Researchers at the University of South Florida conducted a study of drug usage of U.S. physicians. The anonymous survey of 5,430 randomly selected physicians revealed that 429 experienced substance abuse or drug dependency in their lifetime.
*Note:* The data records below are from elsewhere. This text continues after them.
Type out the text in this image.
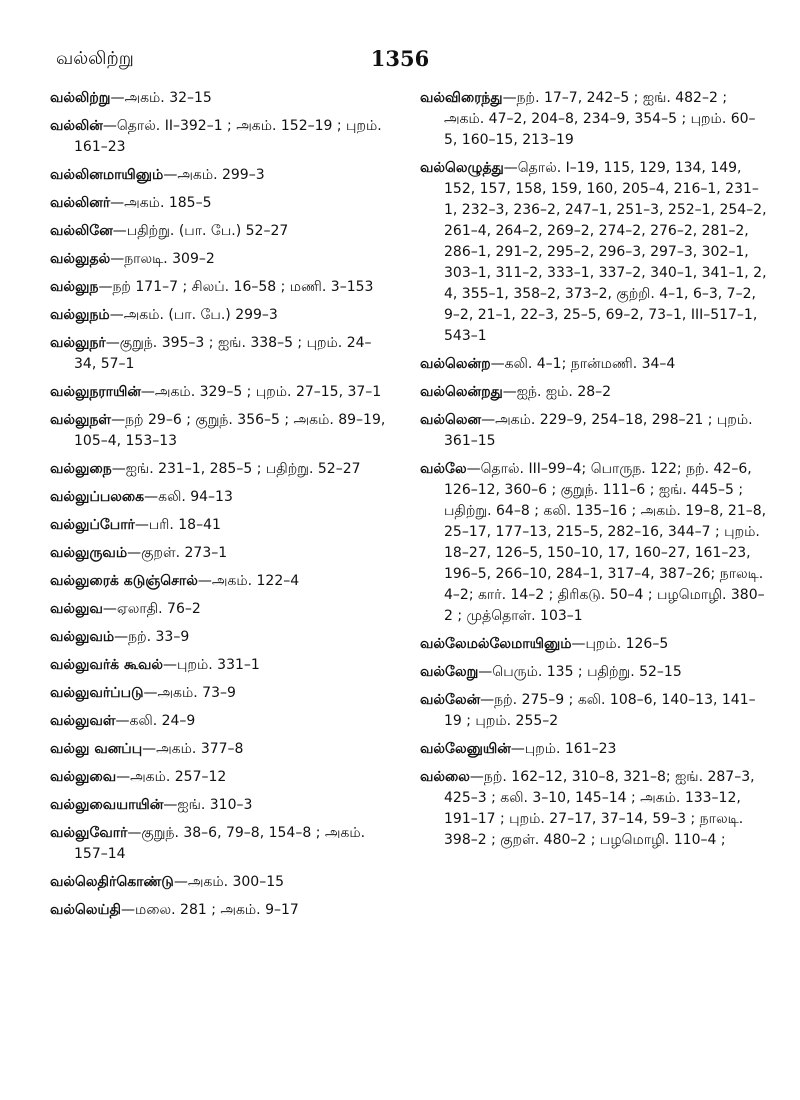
வல்லிற்று	1356
வல்லிற்று—அகம். 32–15
வல்லின்—தொல். II–392–1 ; அகம். 152–19 ; புறம். 161–23
வல்லினமாயினும்—அகம். 299–3
வல்லினர்—அகம். 185–5
வல்லினே—பதிற்று. (பா. பே.) 52–27
வல்லுதல்—நாலடி. 309–2
வல்லுந—நற் 171–7 ; சிலப். 16–58 ; மணி. 3–153
வல்லுநம்—அகம். (பா. பே.) 299–3
வல்லுநர்—குறுந். 395–3 ; ஐங். 338–5 ; புறம். 24–34, 57–1
வல்லுநராயின்—அகம். 329–5 ; புறம். 27–15, 37–1
வல்லுநள்—நற் 29–6 ; குறுந். 356–5 ; அகம். 89–19, 105–4, 153–13
வல்லுநை—ஐங். 231–1, 285–5 ; பதிற்று. 52–27
வல்லுப்பலகை—கலி. 94–13
வல்லுப்போர்—பரி. 18–41
வல்லுருவம்—குறள். 273–1
வல்லுரைக் கடுஞ்சொல்—அகம். 122–4
வல்லுவ—ஏலாதி. 76–2
வல்லுவம்—நற். 33–9
வல்லுவர்க் கூவல்—புறம். 331–1
வல்லுவர்ப்படு—அகம். 73–9
வல்லுவள்—கலி. 24–9
வல்லு வனப்பு—அகம். 377–8
வல்லுவை—அகம். 257–12
வல்லுவையாயின்—ஐங். 310–3
வல்லுவோர்—குறுந். 38–6, 79–8, 154–8 ; அகம். 157–14
வல்லெதிர்கொண்டு—அகம். 300–15
வல்லெய்தி—மலை. 281 ; அகம். 9–17
வல்விரைந்து—நற். 17–7, 242–5 ; ஐங். 482–2 ; அகம். 47–2, 204–8, 234–9, 354–5 ; புறம். 60–5, 160–15, 213–19
வல்லெழுத்து—தொல். I–19, 115, 129, 134, 149, 152, 157, 158, 159, 160, 205–4, 216–1, 231–1, 232–3, 236–2, 247–1, 251–3, 252–1, 254–2, 261–4, 264–2, 269–2, 274–2, 276–2, 281–2, 286–1, 291–2, 295–2, 296–3, 297–3, 302–1, 303–1, 311–2, 333–1, 337–2, 340–1, 341–1, 2, 4, 355–1, 358–2, 373–2, குற்றி. 4–1, 6–3, 7–2, 9–2, 21–1, 22–3, 25–5, 69–2, 73–1, III–517–1, 543–1
வல்லென்ற—கலி. 4–1; நான்மணி. 34–4
வல்லென்றது—ஐந். ஐம். 28–2
வல்லென—அகம். 229–9, 254–18, 298–21 ; புறம். 361–15
வல்லே—தொல். III–99–4; பொருந. 122; நற். 42–6, 126–12, 360–6 ; குறுந். 111–6 ; ஐங். 445–5 ; பதிற்று. 64–8 ; கலி. 135–16 ; அகம். 19–8, 21–8, 25–17, 177–13, 215–5, 282–16, 344–7 ; புறம். 18–27, 126–5, 150–10, 17, 160–27, 161–23, 196–5, 266–10, 284–1, 317–4, 387–26; நாலடி. 4–2; கார். 14–2 ; திரிகடு. 50–4 ; பழமொழி. 380–2 ; முத்தொள். 103–1
வல்லேமல்லேமாயினும்—புறம். 126–5
வல்லேறு—பெரும். 135 ; பதிற்று. 52–15
வல்லேன்—நற். 275–9 ; கலி. 108–6, 140–13, 141–19 ; புறம். 255–2
வல்லேனுயின்—புறம். 161–23
வல்லை—நற். 162–12, 310–8, 321–8; ஐங். 287–3, 425–3 ; கலி. 3–10, 145–14 ; அகம். 133–12, 191–17 ; புறம். 27–17, 37–14, 59–3 ; நாலடி. 398–2 ; குறள். 480–2 ; பழமொழி. 110–4 ;
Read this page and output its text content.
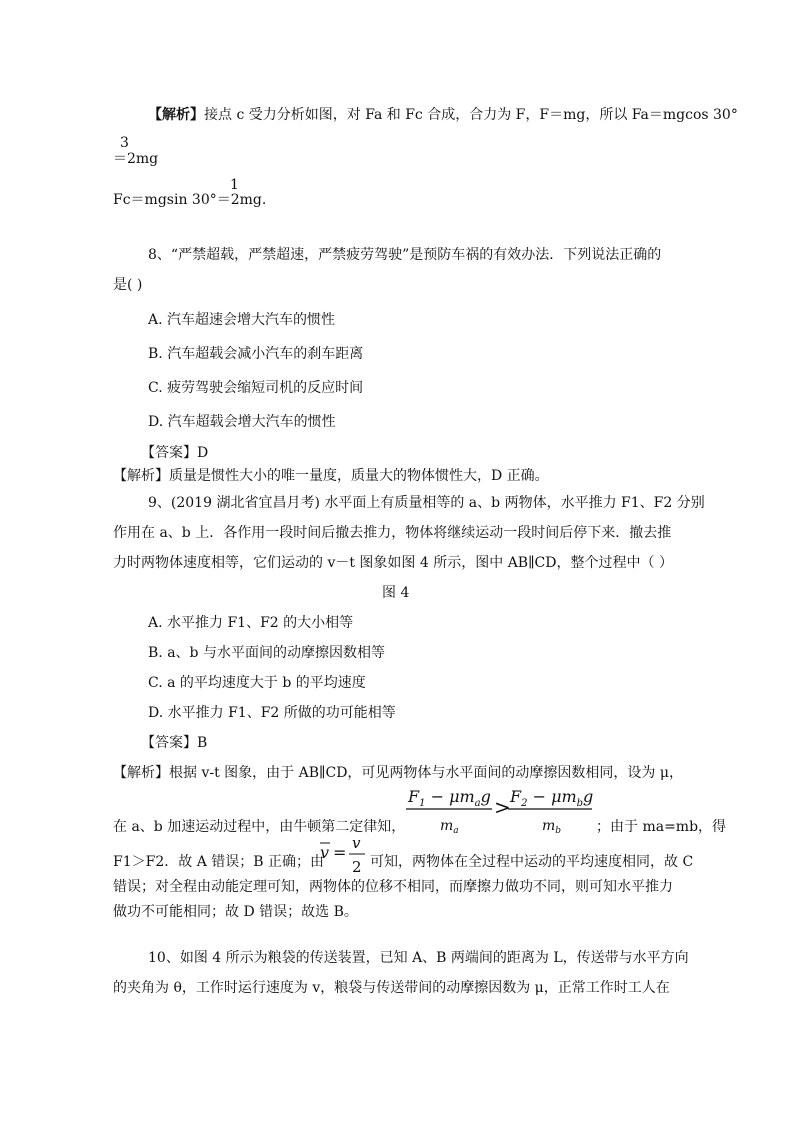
【解析】接点 c 受力分析如图，对 Fa 和 Fc 合成，合力为 F，F＝mg，所以 Fa＝mgcos 30°
3
＝2mg
1
Fc＝mgsin 30°＝2mg.
8、“严禁超载，严禁超速，严禁疲劳驾驶”是预防车祸的有效办法．下列说法正确的
是( )
A. 汽车超速会增大汽车的惯性
B. 汽车超载会减小汽车的刹车距离
C. 疲劳驾驶会缩短司机的反应时间
D. 汽车超载会增大汽车的惯性
【答案】D
【解析】质量是惯性大小的唯一量度，质量大的物体惯性大，D 正确。
9、(2019 湖北省宜昌月考) 水平面上有质量相等的 a、b 两物体，水平推力 F1、F2 分别
作用在 a、b 上．各作用一段时间后撤去推力，物体将继续运动一段时间后停下来．撤去推
力时两物体速度相等，它们运动的 v－t 图象如图 4 所示，图中 AB∥CD，整个过程中（ ）
图 4
A. 水平推力 F1、F2 的大小相等
B. a、b 与水平面间的动摩擦因数相等
C. a 的平均速度大于 b 的平均速度
D. 水平推力 F1、F2 所做的功可能相等
【答案】B
【解析】根据 v-t 图象，由于 AB∥CD，可见两物体与水平面间的动摩擦因数相同，设为 μ，
$F_1 - \mu m_ag$
$m_a$
> $F_2 - \mu m_bg$
$m_b$
在 a、b 加速运动过程中，由牛顿第二定律知，	；由于 ma=mb，得
v = v
2
F1＞F2．故 A 错误；B 正确；由	可知，两物体在全过程中运动的平均速度相同，故 C
错误；对全程由动能定理可知，两物体的位移不相同，而摩擦力做功不同，则可知水平推力
做功不可能相同；故 D 错误；故选 B。
10、如图 4 所示为粮袋的传送装置，已知 A、B 两端间的距离为 L，传送带与水平方向
的夹角为 θ，工作时运行速度为 v，粮袋与传送带间的动摩擦因数为 μ，正常工作时工人在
Test the hypothesis that more than 5% of US. physicians have used or depended on drugs in their lifetime at a 0.05.

State the null and alternative hypothesis.
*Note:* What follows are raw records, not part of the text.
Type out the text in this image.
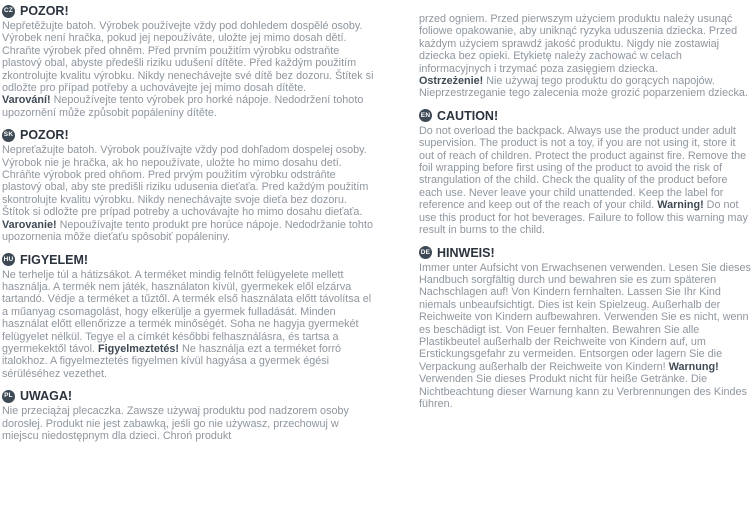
CZ POZOR!

Nepřetěžujte batoh. Výrobek používejte vždy pod dohledem dospělé osoby. Výrobek není hračka, pokud jej nepoužíváte, uložte jej mimo dosah dětí. Chraňte výrobek před ohněm. Před prvním použitím výrobku odstraňte plastový obal, abyste předešli riziku udušení dítěte. Před každým použitím zkontrolujte kvalitu výrobku. Nikdy nenechávejte své dítě bez dozoru. Štítek si odložte pro případ potřeby a uchovávejte jej mimo dosah dítěte.
Varování! Nepoužívejte tento výrobek pro horké nápoje. Nedodržení tohoto upozornění může způsobit popáleniny dítěte.

SK POZOR!

Nepreťažujte batoh. Výrobok používajte vždy pod dohľadom dospelej osoby. Výrobok nie je hračka, ak ho nepoužívate, uložte ho mimo dosahu detí. Chráňte výrobok pred ohňom. Pred prvým použitím výrobku odstráňte plastový obal, aby ste predišli riziku udusenia dieťaťa. Pred každým použitím skontrolujte kvalitu výrobku. Nikdy nenechávajte svoje dieťa bez dozoru. Štítok si odložte pre prípad potreby a uchovávajte ho mimo dosahu dieťaťa. Varovanie! Nepoužívajte tento produkt pre horúce nápoje. Nedodržanie tohto upozornenia môže dieťaťu spôsobiť popáleniny.

HU FIGYELEM!

Ne terhelje túl a hátizsákot. A terméket mindig felnőtt felügyelete mellett használja. A termék nem játék, használaton kívül, gyermekek elől elzárva tartandó. Védje a terméket a tűztől. A termék első használata előtt távolítsa el a műanyag csomagolást, hogy elkerülje a gyermek fulladását. Minden használat előtt ellenőrizze a termék minőségét. Soha ne hagyja gyermekét felügyelet nélkül. Tegye el a címkét későbbi felhasználásra, és tartsa a gyermekektől távol. Figyelmeztetés! Ne használja ezt a terméket forró italokhoz. A figyelmeztetés figyelmen kívül hagyása a gyermek égési sérüléséhez vezethet.

PL UWAGA!

Nie przeciążaj plecaczka. Zawsze używaj produktu pod nadzorem osoby dorosłej. Produkt nie jest zabawką, jeśli go nie używasz, przechowuj w miejscu niedostępnym dla dzieci. Chroń produkt

przed ogniem. Przed pierwszym użyciem produktu należy usunąć foliowe opakowanie, aby uniknąć ryzyka uduszenia dziecka. Przed każdym użyciem sprawdź jakość produktu. Nigdy nie zostawiaj dziecka bez opieki. Etykietę należy zachować w celach informacyjnych i trzymać poza zasięgiem dziecka.
Ostrzeżenie! Nie używaj tego produktu do gorących napojów. Nieprzestrzeganie tego zalecenia może grozić poparzeniem dziecka.

EN CAUTION!

Do not overload the backpack. Always use the product under adult supervision. The product is not a toy, if you are not using it, store it out of reach of children. Protect the product against fire. Remove the foil wrapping before first using of the product to avoid the risk of strangulation of the child. Check the quality of the product before each use. Never leave your child unattended. Keep the label for reference and keep out of the reach of your child. Warning! Do not use this product for hot beverages. Failure to follow this warning may result in burns to the child.

DE HINWEIS!

Immer unter Aufsicht von Erwachsenen verwenden. Lesen Sie dieses Handbuch sorgfältig durch und bewahren sie es zum späteren Nachschlagen auf! Von Kindern fernhalten. Lassen Sie Ihr Kind niemals unbeaufsichtigt. Dies ist kein Spielzeug. Außerhalb der Reichweite von Kindern aufbewahren. Verwenden Sie es nicht, wenn es beschädigt ist. Von Feuer fernhalten. Bewahren Sie alle Plastikbeutel außerhalb der Reichweite von Kindern auf, um Erstickungsgefahr zu vermeiden. Entsorgen oder lagern Sie die Verpackung außerhalb der Reichweite von Kindern! Warnung! Verwenden Sie dieses Produkt nicht für heiße Getränke. Die Nichtbeachtung dieser Warnung kann zu Verbrennungen des Kindes führen.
Give the 95% Confidence Interval.

Give a conclusion for the confidence interval test.

#### Solution

Given that number of randomly selected physicians $n = 5430$, number of physicians who experienced substance abuse or drug dependency in their lifetime is $X= 429$.

The sample proportion is

$$\hat{p}=\frac{X}{n}=\frac{429}{5430}=0.079$$.

The hypothesis testing problem is
$H_0 : p = 0.05$ against $H_1 : p > 0.05$ ($\text{right-tailed}$)

The test statistic for testing above hypothesis testing problem is

 \begin{aligned} Z & = \frac{\hat{p} - p}{\sqrt{\frac{p(1-p)}{n}}} \end{aligned}
which follows $N(0,1)$ distribution.

The significance level is $\alpha = 0.05$.

As the alternative hypothesis is $\textit{right-tailed}$, the critical value of $Z$ $\text{ is }$ $\text{1.64}$.

The rejection region (i.e. critical region) for the hypothesis testing problem is $\text{Z > 1.64}$.

The test statistic is

 \begin{aligned} Z & = \frac{\hat{p}-p}{\sqrt{\frac{p(1-p)}{n}}}\\ &= \frac{0.079-0.05}{\sqrt{\frac{0.05* (1-0.05)}{5430}}}\\ & =9.807 \end{aligned}

The test statistic is $Z =9.807$ which falls $inside$ the critical region, we $\text{reject}$ the null hypothesis.

OR

$p$-value approach:

This is a $\text{right-tailed}$ test, so the p-value is the area to the right of the test statistic ($Z=9.807$). Thus the $p$-value = $P(Z>9.807) =0$.

The p-value is $0$ which is $\text{less than}$ the significance level of $\alpha = 0.05$, we $\text{reject}$ the null hypothesis.

Conclusion We conclude that more than 5% of US. physicians have used or depended on drugs in their lifetime at a 0.05 level of significance.

$95$% confidence interval estimate for population proportion

Confidence level is $1-\alpha = 0.95$. Thus, the level of significance is $\alpha = 0.05$.

$100(1-\alpha)$% confidence interval for population proportion is
 \begin{aligned} \hat{p} - E \leq p \leq \hat{p} + E. \end{aligned}
where $E=Z_{\alpha/2} \sqrt{\frac{\hat{p}(1-\hat{p})}{n}}$ and $Z_{\alpha/2}$ is the $Z$ value providing an area of $\alpha/2$ in the upper tail of the standard normal probability distribution.

The critical value of $Z$ for given level of significance is $Z_{\alpha/2}$.

Thus $Z_{\alpha/2} = Z_{0.025} = 1.96$.

The margin of error for proportions is
 \begin{aligned} E & = Z_{\alpha/2} \sqrt{\frac{\hat{p}*(1-\hat{p})}{n}}\\ & = 1.96 \sqrt{\frac{0.079*(1-0.079)}{5430}}\\ & =0.007. \end{aligned}

$95$% confidence interval estimate for population proportion is

 \begin{aligned} \hat{p} - E & \leq p \leq \hat{p} + E\\ 0.079 - 0.007 & \leq p \leq 0.079 + 0.007\\ 0.0718 & \leq p \leq 0.0862. \end{aligned}

Thus, $95$% confidence interval estimate for population proportion is $(0.0862,0.0718)$.

Conclusion

We are 95% confident that the true proportion of US physicians used or depended on drugs in their lifetime lies between $(0.0862,0.0718)$.